鉄分の効率的な摂取方法

鉄分と一緒に摂取すると効果を高める栄養素・食品
鉄にはヘム鉄と非ヘム鉄があり、ヘム鉄の方が吸収されやすいとされています。ヘム鉄はレバーや赤身肉、カツオなどの動物性食品に、非ヘム鉄はほうれん草や小松菜などの青菜、ごま、海藻などの植物性食品に多く含まれています。非ヘム鉄はビタミンCと一緒に摂ることで体内に吸収されやすくなります。ビタミンCは熱に弱いので、いちご、キウイなど生で食べられる果物を食後のデザートにプラスしたり、ひじきやわかめのサラダに柑橘系のドレッシングをかけるのもお勧めです。たんぱく質も鉄の吸収率を高めるとされているので、動物性たんぱく質(肉類・魚介類・牛乳や乳製品)と一緒に摂ると良いでしょう。豚肉とほうれん草の炒め物、青菜たっぷりのシチューなどは効率よく鉄分を摂取できます。

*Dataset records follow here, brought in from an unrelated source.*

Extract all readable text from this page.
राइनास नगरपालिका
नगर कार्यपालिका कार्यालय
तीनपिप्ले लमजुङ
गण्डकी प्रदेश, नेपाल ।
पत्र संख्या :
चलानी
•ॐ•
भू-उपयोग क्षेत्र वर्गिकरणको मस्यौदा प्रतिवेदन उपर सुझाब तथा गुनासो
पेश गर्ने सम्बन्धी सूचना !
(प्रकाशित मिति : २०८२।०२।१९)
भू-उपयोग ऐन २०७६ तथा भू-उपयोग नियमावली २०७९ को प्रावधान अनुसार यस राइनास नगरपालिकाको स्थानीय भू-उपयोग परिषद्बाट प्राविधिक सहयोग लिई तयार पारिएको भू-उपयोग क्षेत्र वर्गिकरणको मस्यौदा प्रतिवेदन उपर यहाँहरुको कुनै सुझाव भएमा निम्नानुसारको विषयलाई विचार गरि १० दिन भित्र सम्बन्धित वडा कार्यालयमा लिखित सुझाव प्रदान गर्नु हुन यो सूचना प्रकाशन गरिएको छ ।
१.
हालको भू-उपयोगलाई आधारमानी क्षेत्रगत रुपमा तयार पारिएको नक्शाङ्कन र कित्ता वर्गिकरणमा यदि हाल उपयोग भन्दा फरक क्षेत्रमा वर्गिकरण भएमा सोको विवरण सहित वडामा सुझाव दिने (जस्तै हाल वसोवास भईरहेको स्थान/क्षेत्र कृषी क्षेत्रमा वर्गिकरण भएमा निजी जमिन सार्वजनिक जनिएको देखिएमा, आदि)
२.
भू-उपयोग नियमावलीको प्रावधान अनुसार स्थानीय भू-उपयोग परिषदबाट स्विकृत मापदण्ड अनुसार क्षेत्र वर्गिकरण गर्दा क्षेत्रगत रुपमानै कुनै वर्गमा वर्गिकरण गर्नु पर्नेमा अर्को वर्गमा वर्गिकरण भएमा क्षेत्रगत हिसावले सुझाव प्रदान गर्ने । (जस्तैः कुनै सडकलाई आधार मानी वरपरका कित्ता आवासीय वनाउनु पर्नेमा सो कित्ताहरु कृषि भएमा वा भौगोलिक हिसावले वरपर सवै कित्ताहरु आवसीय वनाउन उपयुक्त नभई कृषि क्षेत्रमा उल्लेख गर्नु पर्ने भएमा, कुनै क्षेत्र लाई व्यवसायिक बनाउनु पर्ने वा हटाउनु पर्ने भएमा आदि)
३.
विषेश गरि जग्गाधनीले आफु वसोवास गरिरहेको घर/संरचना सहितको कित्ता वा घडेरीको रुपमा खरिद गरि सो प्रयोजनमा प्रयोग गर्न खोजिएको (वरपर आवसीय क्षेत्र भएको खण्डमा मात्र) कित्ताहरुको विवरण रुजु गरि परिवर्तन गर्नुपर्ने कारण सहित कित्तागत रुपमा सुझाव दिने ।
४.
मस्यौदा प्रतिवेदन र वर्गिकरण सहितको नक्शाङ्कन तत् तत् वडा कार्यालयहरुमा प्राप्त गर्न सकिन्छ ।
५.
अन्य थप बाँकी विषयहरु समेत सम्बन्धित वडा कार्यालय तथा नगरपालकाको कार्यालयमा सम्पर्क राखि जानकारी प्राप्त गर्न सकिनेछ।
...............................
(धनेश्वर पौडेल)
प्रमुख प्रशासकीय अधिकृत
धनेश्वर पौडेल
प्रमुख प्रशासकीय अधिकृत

食品だけでなく、鉄製のフライパンで調理をしたり、南部鉄器などの鉄瓶で沸かした白湯を摂るなど調理器具を工夫してみるのも一案です。
鉄分と一緒に摂取すると効果を下げる栄養素・食品
タンニンを多く含む緑茶や紅茶、コーヒーなどは鉄と結合して、吸収を妨げるとされています。貧血気味の人は食事中に飲むのは控えるようにしましょう。
鉄分の効果を高める摂取タイミング
鉄分は一度に大量に摂っても吸収できる量が限られています。1日の目安量を朝・昼・夕など複数回に分けて摂取するのが効果的です。鉄分のサプリメントを摂取するタイミングは「食後」が基本とされています。空腹時に摂取すると吸収率は高まりますが、胃が荒れるリスクが高まるため、食後の摂取が推奨されています。
「鉄分の多い飲み物」についてよくある質問

ここまで鉄分の多い飲み物などを紹介しました。ここでは「鉄分の多い飲み物」についてよくある質問に、メディカルドック監修管理栄養士がお答えします。
鉄分の吸収を助ける飲み物はありますか?
中岡紀恵
ビタミンCを多く含む飲み物は鉄分の吸収を助ける効果があるとされています。オレンジジュース、トマトジュース、グレープフルーツジュース、アセロラドリンクなどがお勧めです。例えば100mgのビタミンC(コップ1杯のジュース位)を一緒に摂取すると、非ヘム鉄の吸収が約4倍に上がるという報告もあります。また青汁や飲むヨーグルト、豆乳もビタミンC、たんぱく質を含んでいるため、鉄分の吸収をサポートする飲み物として良いでしょう。最近では栄養機能食品として、鉄分を含んだ飲み物はコンビニで手に入るものもありますので、必要に応じて上手に利用しましょう。